JAKARTA, Indonesia—Dosen Filsafat Universitas Indonesia (UI) Rocky Gerung mengaku prihatin dengan peran pers dalam polemik isu minoritas di tanah air, termasuk polemik lesbian, gay, biseksual dan transgender serta Gerakan Fajar Nusantara.
“Akhlak mayoritas memang seperti itu ideologi resmi dari rezim saat ini,” kata Rocky saat menjadi narasumber dalam Diskusi Keren Media Komisi Penyiaran Indonesia ‘Mempertanyakan Sensor’ di Lembaga Bantuan Hukum Jakarta, Rabu 2 Maret.
Rocky meyakini permasalahannya bukan hanya pada pers dan sensor, melainkan gambaran yang lebih besar yakni fenomena syariah di masyarakat yang mendorong KPI melakukan sensor.
Apa itu Syariahisme?
“Jadi ada obsesi untuk memimpin negara ini melalui paradigma moral. Paradigma ini digunakan oleh sumber-sumber suci, yaitu agama pada khususnya, ujarnya.
Masyarakat saat ini, menurut Rocky, tidak menilai individu dari seberapa sering mereka membantu tetangga atau seberapa besar pajak yang mereka bayarkan. Tapi kesalehan sosial ditentukan oleh seberapa banyak dia berdoa, kata Rocky.
Aliran syariah ini membuat masyarakat meyakini bahwa satu-satunya sumber akhlak adalah surga. “Itulah sebutannya menciptakan fundamentalisme, menciptakan absolutisme,” dia berkata.
Mereka menentukan hanya ada satu wadah, yaitu wadah milik mereka. “Itu disebut absolutisme,” katanya.
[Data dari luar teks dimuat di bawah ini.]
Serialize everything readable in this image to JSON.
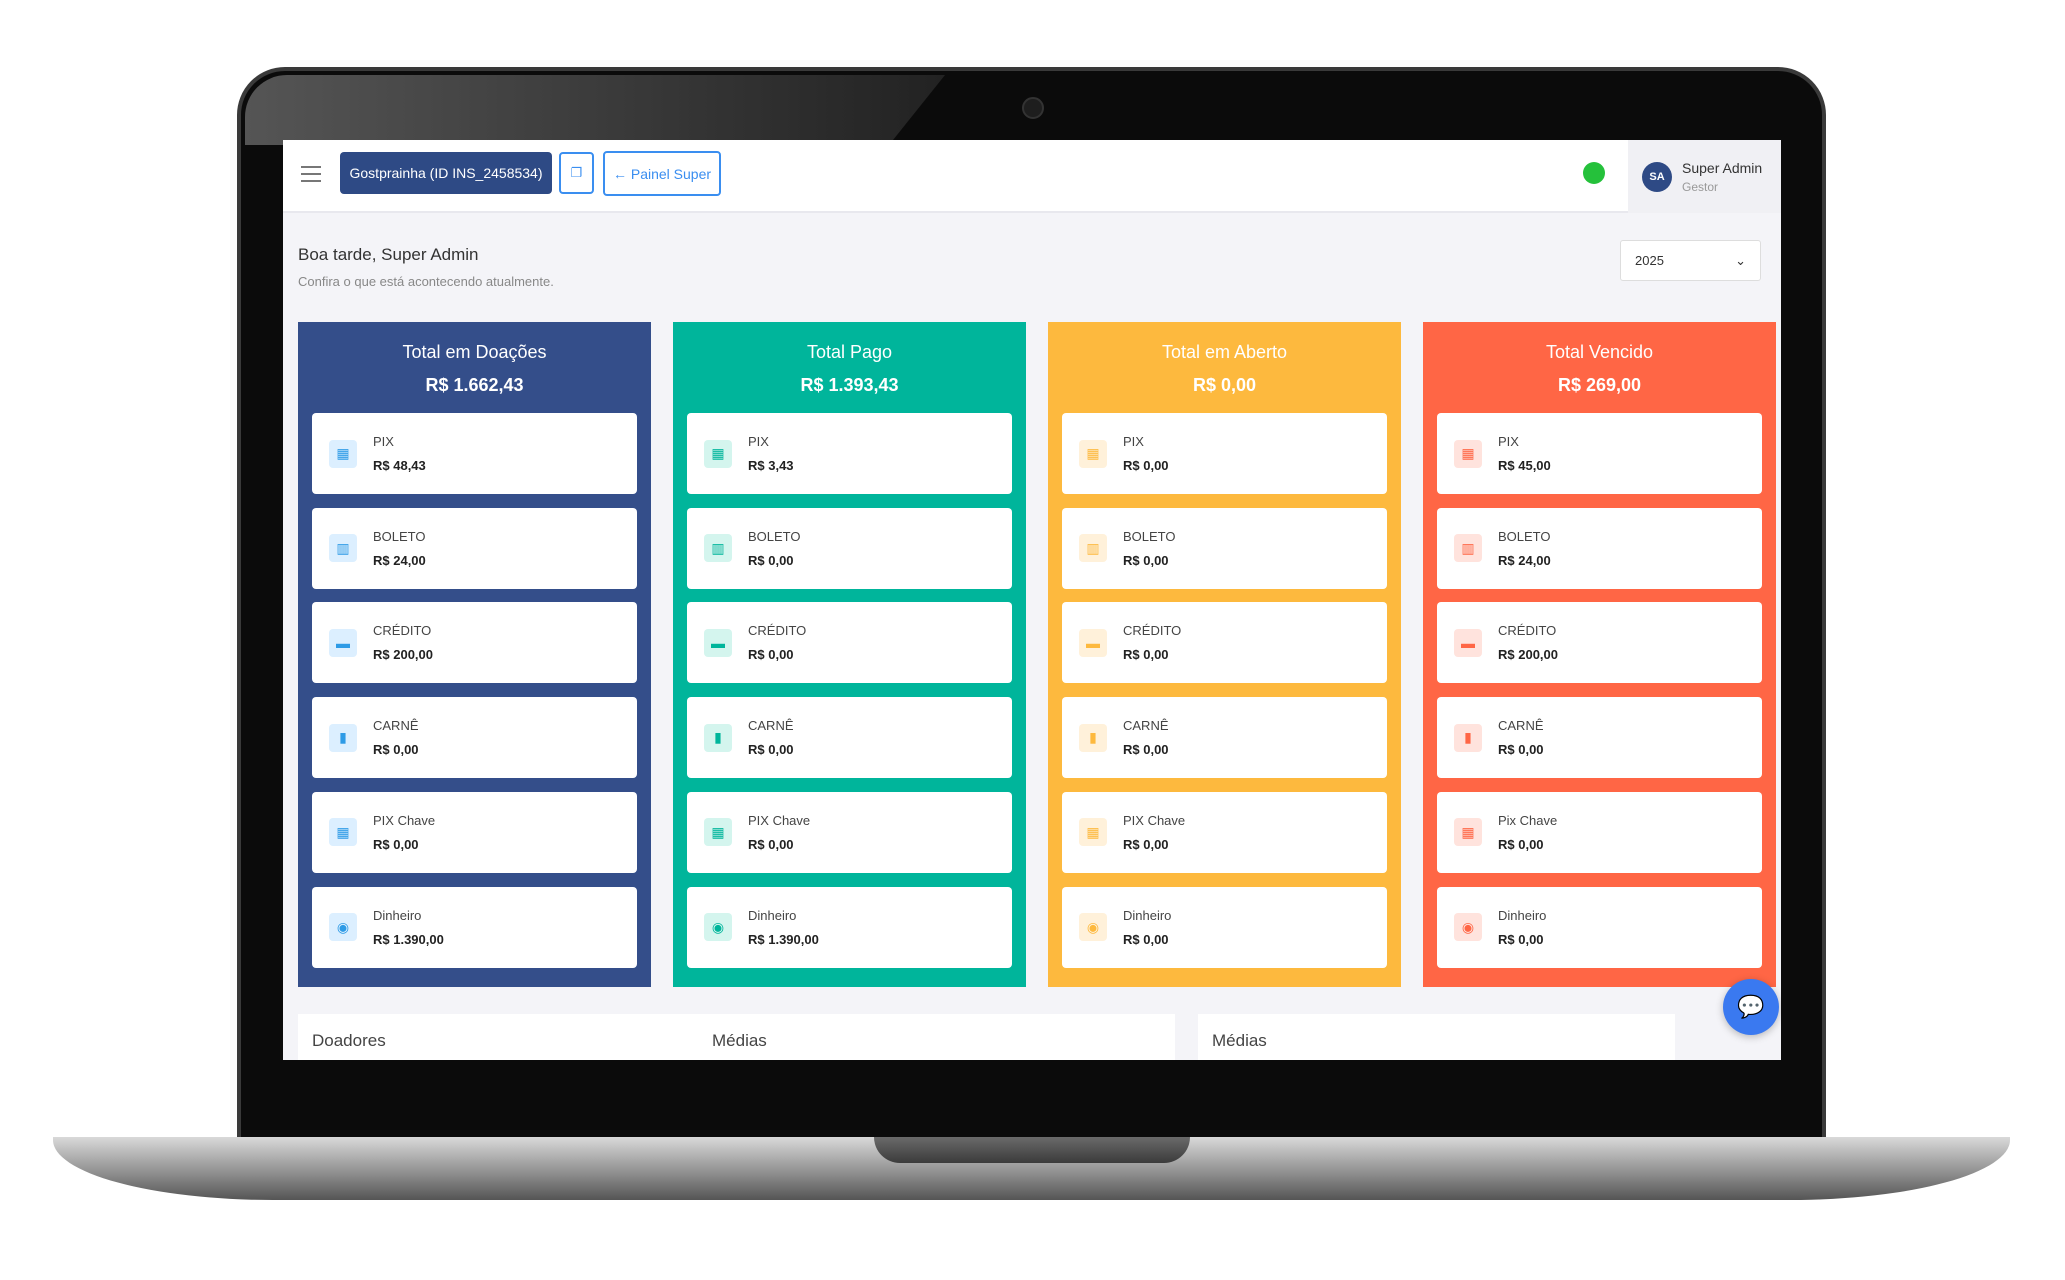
{
  "header": {
    "org_button": "Gostprainha (ID INS_2458534)",
    "copy_icon": "copy-icon",
    "painel_button": "← Painel Super",
    "user_initials": "SA",
    "user_name": "Super Admin",
    "user_role": "Gestor"
  },
  "greeting": {
    "title": "Boa tarde, Super Admin",
    "subtitle": "Confira o que está acontecendo atualmente."
  },
  "year_select": {
    "value": "2025"
  },
  "columns": [
    {
      "title": "Total em Doações",
      "amount": "R$ 1.662,43",
      "color": "#344e8a",
      "icon_bg": "#dcefff",
      "icon_color": "#2e9be6",
      "items": [
        {
          "label": "PIX",
          "value": "R$ 48,43"
        },
        {
          "label": "BOLETO",
          "value": "R$ 24,00"
        },
        {
          "label": "CRÉDITO",
          "value": "R$ 200,00"
        },
        {
          "label": "CARNÊ",
          "value": "R$ 0,00"
        },
        {
          "label": "PIX Chave",
          "value": "R$ 0,00"
        },
        {
          "label": "Dinheiro",
          "value": "R$ 1.390,00"
        }
      ]
    },
    {
      "title": "Total Pago",
      "amount": "R$ 1.393,43",
      "color": "#00b59b",
      "icon_bg": "#d4f5ee",
      "icon_color": "#00b59b",
      "items": [
        {
          "label": "PIX",
          "value": "R$ 3,43"
        },
        {
          "label": "BOLETO",
          "value": "R$ 0,00"
        },
        {
          "label": "CRÉDITO",
          "value": "R$ 0,00"
        },
        {
          "label": "CARNÊ",
          "value": "R$ 0,00"
        },
        {
          "label": "PIX Chave",
          "value": "R$ 0,00"
        },
        {
          "label": "Dinheiro",
          "value": "R$ 1.390,00"
        }
      ]
    },
    {
      "title": "Total em Aberto",
      "amount": "R$ 0,00",
      "color": "#fdb93e",
      "icon_bg": "#fff1da",
      "icon_color": "#fdb93e",
      "items": [
        {
          "label": "PIX",
          "value": "R$ 0,00"
        },
        {
          "label": "BOLETO",
          "value": "R$ 0,00"
        },
        {
          "label": "CRÉDITO",
          "value": "R$ 0,00"
        },
        {
          "label": "CARNÊ",
          "value": "R$ 0,00"
        },
        {
          "label": "PIX Chave",
          "value": "R$ 0,00"
        },
        {
          "label": "Dinheiro",
          "value": "R$ 0,00"
        }
      ]
    },
    {
      "title": "Total Vencido",
      "amount": "R$ 269,00",
      "color": "#ff6645",
      "icon_bg": "#ffe3dd",
      "icon_color": "#ff6645",
      "items": [
        {
          "label": "PIX",
          "value": "R$ 45,00"
        },
        {
          "label": "BOLETO",
          "value": "R$ 24,00"
        },
        {
          "label": "CRÉDITO",
          "value": "R$ 200,00"
        },
        {
          "label": "CARNÊ",
          "value": "R$ 0,00"
        },
        {
          "label": "Pix Chave",
          "value": "R$ 0,00"
        },
        {
          "label": "Dinheiro",
          "value": "R$ 0,00"
        }
      ]
    }
  ],
  "item_icons": [
    "qr-code-icon",
    "barcode-icon",
    "credit-card-icon",
    "carne-icon",
    "pix-key-icon",
    "money-icon"
  ],
  "panels": [
    "Doadores",
    "Médias",
    "Médias"
  ]
}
Secara berkala, penganut aliran ini melakukan cicilan dengan menyisipkan absolutisme moral di setiap momennya.
Praktik syariah ini kemudian berdampak pada kelompok minoritas. Syariatisme tidak mengenal dialog dan tidak memberikan ruang bagi penafsiran berbeda terhadap pendapat mereka.
Sejak kapan syariah hadir di masyarakat?
“Karena suasana demokrasi dianggap membahayakan keyakinan manusia. “Sejak pasca reformasi, karena reformasi terbuka dan ada indikasi bahwa setiap orang berhak menyampaikan pandangannya tentang kehidupan secara langsung dan mutlak,” ujarnya.
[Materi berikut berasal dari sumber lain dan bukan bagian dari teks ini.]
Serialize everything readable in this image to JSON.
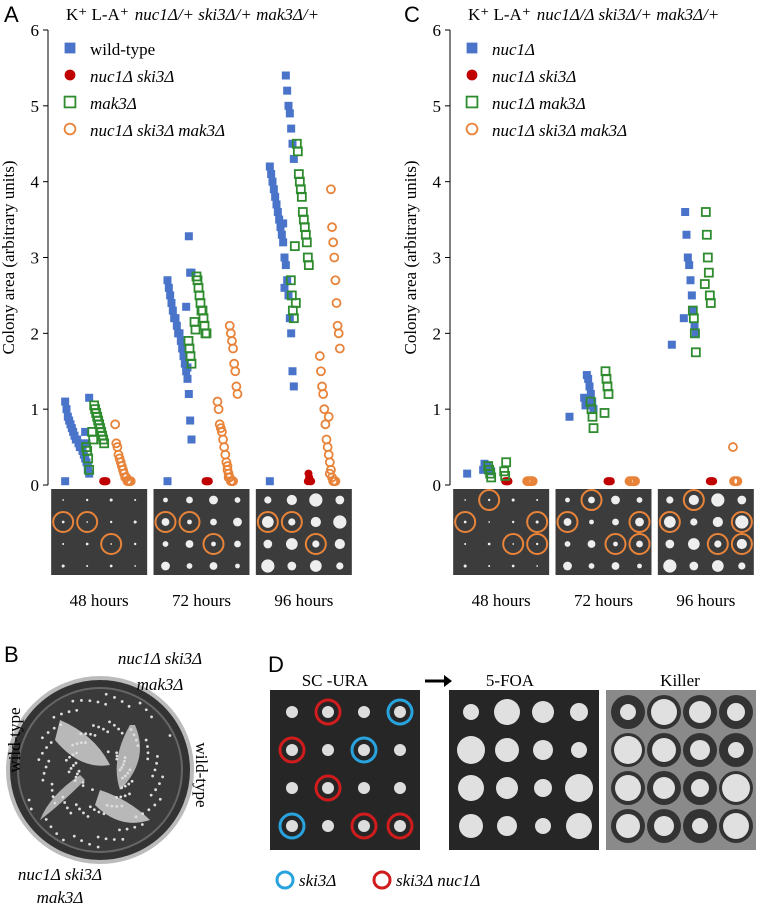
{
  "chart_data": [
    {
      "type": "strip",
      "panel": "A",
      "title_prefix": "K⁺ L-A⁺",
      "title_genotype": "nuc1Δ/+ ski3Δ/+ mak3Δ/+",
      "y_label": "Colony area (arbitrary units)",
      "categories": [
        "48 hours",
        "72 hours",
        "96 hours"
      ],
      "ylim": [
        0,
        6
      ],
      "yticks": [
        0,
        1,
        2,
        3,
        4,
        5,
        6
      ],
      "legend": "upper left",
      "series": [
        {
          "name": "wild-type",
          "color": "#4a74c9",
          "marker": "square",
          "filled": true,
          "italic": false,
          "values": [
            [
              0.05,
              0.15,
              0.2,
              0.3,
              0.35,
              0.4,
              0.45,
              0.5,
              0.5,
              0.55,
              0.6,
              0.6,
              0.65,
              0.7,
              0.75,
              0.8,
              0.85,
              0.9,
              1.0,
              1.1,
              1.15,
              0.25,
              0.55,
              0.7
            ],
            [
              0.05,
              0.6,
              0.85,
              1.2,
              1.4,
              1.5,
              1.6,
              1.7,
              1.8,
              1.9,
              2.0,
              2.0,
              2.1,
              2.2,
              2.2,
              2.3,
              2.4,
              2.5,
              2.6,
              2.7,
              2.8,
              2.8,
              3.28,
              1.55,
              2.35
            ],
            [
              0.05,
              1.3,
              1.5,
              2.0,
              2.2,
              2.5,
              2.7,
              2.9,
              3.0,
              3.2,
              3.3,
              3.4,
              3.5,
              3.6,
              3.7,
              3.8,
              3.9,
              4.0,
              4.1,
              4.2,
              4.3,
              4.5,
              4.7,
              4.9,
              5.0,
              5.2,
              5.4,
              2.6,
              3.45
            ]
          ]
        },
        {
          "name": "nuc1Δ ski3Δ",
          "color": "#c00000",
          "marker": "circle",
          "filled": true,
          "italic": true,
          "values": [
            [
              0.05,
              0.05,
              0.05,
              0.05,
              0.05,
              0.05
            ],
            [
              0.05,
              0.05,
              0.05,
              0.05,
              0.05,
              0.05
            ],
            [
              0.05,
              0.05,
              0.05,
              0.1,
              0.15,
              0.05
            ]
          ]
        },
        {
          "name": "mak3Δ",
          "color": "#2e8b2e",
          "marker": "square",
          "filled": false,
          "italic": true,
          "values": [
            [
              0.2,
              0.35,
              0.45,
              0.5,
              0.55,
              0.6,
              0.65,
              0.7,
              0.75,
              0.8,
              0.85,
              0.9,
              0.95,
              1.0,
              1.05,
              0.6,
              0.7
            ],
            [
              1.6,
              1.7,
              1.8,
              1.9,
              2.0,
              2.0,
              2.1,
              2.2,
              2.3,
              2.3,
              2.4,
              2.5,
              2.6,
              2.7,
              2.75,
              2.05,
              2.15
            ],
            [
              2.2,
              2.3,
              2.5,
              2.7,
              2.9,
              3.0,
              3.2,
              3.3,
              3.4,
              3.5,
              3.6,
              3.8,
              3.9,
              4.0,
              4.1,
              4.4,
              4.5,
              2.4,
              3.15
            ]
          ]
        },
        {
          "name": "nuc1Δ ski3Δ mak3Δ",
          "color": "#e8833a",
          "marker": "circle",
          "filled": false,
          "italic": true,
          "values": [
            [
              0.05,
              0.05,
              0.05,
              0.05,
              0.1,
              0.1,
              0.15,
              0.2,
              0.25,
              0.3,
              0.35,
              0.4,
              0.5,
              0.55,
              0.8
            ],
            [
              0.05,
              0.05,
              0.05,
              0.1,
              0.1,
              0.2,
              0.3,
              0.4,
              0.5,
              0.6,
              0.7,
              0.75,
              0.8,
              1.0,
              1.1,
              1.2,
              1.3,
              1.5,
              1.6,
              1.8,
              1.9,
              2.0,
              2.1,
              0.15,
              0.25
            ],
            [
              0.05,
              0.05,
              0.05,
              0.1,
              0.2,
              0.3,
              0.4,
              0.5,
              0.6,
              0.8,
              1.0,
              1.2,
              1.3,
              1.5,
              1.7,
              1.8,
              2.0,
              2.1,
              2.4,
              2.7,
              3.0,
              3.2,
              3.4,
              3.9,
              0.15,
              0.9
            ]
          ]
        }
      ]
    },
    {
      "type": "strip",
      "panel": "C",
      "title_prefix": "K⁺ L-A⁺",
      "title_genotype": "nuc1Δ/Δ ski3Δ/+ mak3Δ/+",
      "y_label": "Colony area (arbitrary units)",
      "categories": [
        "48 hours",
        "72 hours",
        "96 hours"
      ],
      "ylim": [
        0,
        6
      ],
      "yticks": [
        0,
        1,
        2,
        3,
        4,
        5,
        6
      ],
      "legend": "upper left",
      "series": [
        {
          "name": "nuc1Δ",
          "color": "#4a74c9",
          "marker": "square",
          "filled": true,
          "italic": true,
          "values": [
            [
              0.15,
              0.18,
              0.2,
              0.22,
              0.25,
              0.25,
              0.28,
              0.2
            ],
            [
              0.9,
              1.0,
              1.1,
              1.2,
              1.3,
              1.4,
              1.45,
              1.05,
              1.15
            ],
            [
              1.85,
              2.0,
              2.1,
              2.3,
              2.5,
              2.7,
              2.9,
              3.0,
              3.3,
              3.6,
              2.2
            ]
          ]
        },
        {
          "name": "nuc1Δ ski3Δ",
          "color": "#c00000",
          "marker": "circle",
          "filled": true,
          "italic": true,
          "values": [
            [
              0.05,
              0.05,
              0.05,
              0.05,
              0.05,
              0.05
            ],
            [
              0.05,
              0.05,
              0.05,
              0.05,
              0.05,
              0.05
            ],
            [
              0.05,
              0.05,
              0.05,
              0.05,
              0.05,
              0.05
            ]
          ]
        },
        {
          "name": "nuc1Δ mak3Δ",
          "color": "#2e8b2e",
          "marker": "square",
          "filled": false,
          "italic": true,
          "values": [
            [
              0.1,
              0.15,
              0.2,
              0.25,
              0.3,
              0.12,
              0.18
            ],
            [
              0.75,
              0.9,
              1.0,
              1.1,
              1.2,
              1.3,
              1.4,
              1.5,
              0.95
            ],
            [
              1.75,
              2.0,
              2.2,
              2.3,
              2.4,
              2.5,
              2.8,
              3.0,
              3.3,
              3.6,
              2.65
            ]
          ]
        },
        {
          "name": "nuc1Δ ski3Δ mak3Δ",
          "color": "#e8833a",
          "marker": "circle",
          "filled": false,
          "italic": true,
          "values": [
            [
              0.05,
              0.05,
              0.05,
              0.05,
              0.05,
              0.05
            ],
            [
              0.05,
              0.05,
              0.05,
              0.05,
              0.05,
              0.05
            ],
            [
              0.05,
              0.05,
              0.05,
              0.05,
              0.5
            ]
          ]
        }
      ]
    }
  ],
  "panel_b": {
    "panel": "B",
    "top_label": [
      "nuc1Δ ski3Δ",
      "mak3Δ"
    ],
    "left_label": "wild-type",
    "right_label": "wild-type",
    "bottom_label": [
      "nuc1Δ ski3Δ",
      "mak3Δ"
    ]
  },
  "panel_d": {
    "panel": "D",
    "plates": [
      "SC -URA",
      "5-FOA",
      "Killer"
    ],
    "legend": [
      {
        "name": "ski3Δ",
        "color": "#29a3dd"
      },
      {
        "name": "ski3Δ nuc1Δ",
        "color": "#d01c1c"
      }
    ]
  }
}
Jalan Tengah Hadapi Syariatisme? “Hanya satu, memaksakan argumen yang lebih baik,” dia berkata.
Rocky menceritakan pengalamannya saat menjadi saksi ahli undang-undang anti pornografi di Mahkamah Konstitusi, di mana ia meminta saksi ahli tidak menggunakan ayat suci.
Apa alasannya? “Usulan kitab suci tidak bisa dibatalkan. “Yah, judicial review membuat argumen-argumen harus dibatalkan dan diperdebatkan,” katanya.
Yang seharusnya digunakan, kata Rocky, adalah ayat konstitusi, bukan ayat suci.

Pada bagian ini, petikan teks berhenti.